Choice giveth. Choice taketh away

We live in a world that pretends as if more choice is always better. While we are aware of what choice offers, we are often unaware of what it costs us.

A feature rich app offers its users much choice – control over configuration, user experience and an endless list of use-cases. A feature rich app is also difficult to use, bug-prone and open to security attacks. Past a point, increasing a user’s choice reduces their chance of having an app that is that is easy to use, bug-free and secure.

The rise of Amazon, the ‘everything’ store, is an enabler of tremendous choice. Thanks to its unlimited online shelf-space, ruthless efficiency and customer obsession, Amazon offers unbridled choice at the lowest price in the short term. In the medium term, Amazon leads to smaller businesses shutting shop and monopolizes certain segments of the market. In the long term, everybody is forced to buy certain goods from Amazon. In the long term, Amazon robs us of the choice to buy from somebody who isn’t Amazon.

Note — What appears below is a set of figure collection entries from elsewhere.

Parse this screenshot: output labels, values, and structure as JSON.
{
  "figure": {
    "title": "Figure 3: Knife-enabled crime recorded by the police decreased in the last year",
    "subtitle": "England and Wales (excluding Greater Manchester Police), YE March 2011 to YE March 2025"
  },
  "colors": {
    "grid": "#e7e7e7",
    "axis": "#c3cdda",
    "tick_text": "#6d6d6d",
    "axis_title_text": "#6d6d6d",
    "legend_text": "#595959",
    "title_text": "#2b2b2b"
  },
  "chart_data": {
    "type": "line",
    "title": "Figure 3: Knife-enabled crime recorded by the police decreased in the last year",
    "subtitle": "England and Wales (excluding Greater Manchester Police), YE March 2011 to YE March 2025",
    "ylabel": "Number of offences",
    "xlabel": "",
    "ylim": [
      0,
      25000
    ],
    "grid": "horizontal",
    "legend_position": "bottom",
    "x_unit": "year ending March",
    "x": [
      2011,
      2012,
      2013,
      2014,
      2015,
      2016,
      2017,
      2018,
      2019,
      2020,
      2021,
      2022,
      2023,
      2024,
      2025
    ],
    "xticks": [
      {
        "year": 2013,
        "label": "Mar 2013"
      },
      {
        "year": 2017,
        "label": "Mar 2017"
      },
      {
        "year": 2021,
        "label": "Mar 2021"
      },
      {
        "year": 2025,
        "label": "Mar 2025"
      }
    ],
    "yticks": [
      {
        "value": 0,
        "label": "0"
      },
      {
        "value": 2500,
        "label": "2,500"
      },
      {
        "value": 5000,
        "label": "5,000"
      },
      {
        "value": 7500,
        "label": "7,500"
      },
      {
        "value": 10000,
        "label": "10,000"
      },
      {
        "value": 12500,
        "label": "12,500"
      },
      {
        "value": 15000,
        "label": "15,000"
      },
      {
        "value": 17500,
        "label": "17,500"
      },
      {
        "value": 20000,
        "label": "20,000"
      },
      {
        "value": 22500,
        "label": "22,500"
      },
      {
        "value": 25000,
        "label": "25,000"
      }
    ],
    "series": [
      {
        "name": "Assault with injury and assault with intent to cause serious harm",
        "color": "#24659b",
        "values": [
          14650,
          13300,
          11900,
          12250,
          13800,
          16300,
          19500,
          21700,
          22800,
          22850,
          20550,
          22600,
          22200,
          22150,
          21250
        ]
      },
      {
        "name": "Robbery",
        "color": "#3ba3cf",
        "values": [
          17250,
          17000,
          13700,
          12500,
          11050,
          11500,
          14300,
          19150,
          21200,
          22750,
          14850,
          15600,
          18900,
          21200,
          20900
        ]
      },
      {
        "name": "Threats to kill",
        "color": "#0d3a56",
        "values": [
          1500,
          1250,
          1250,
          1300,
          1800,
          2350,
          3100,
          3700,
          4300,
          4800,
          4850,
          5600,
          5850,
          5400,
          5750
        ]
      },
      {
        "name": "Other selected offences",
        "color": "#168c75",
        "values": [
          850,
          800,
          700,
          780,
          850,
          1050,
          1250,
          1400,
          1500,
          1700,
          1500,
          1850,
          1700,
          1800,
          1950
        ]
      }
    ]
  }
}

Standards and adversarial interoperability are the bedrock of every engineering discipline. They have helped us to craft a world with much variety and choice. The same 5 millimeter screw can be used in a bathroom cabinet, a hard-disk drive or within a harmonica. Yet, standards, at their core, are about relinquishing choice to enable homogeneity. Without the uniformity they offer, much of this world’s variety would disappear.

Choice is always a trade-off – to increase choice somewhere is to take it away elsewhere. And vice-versa.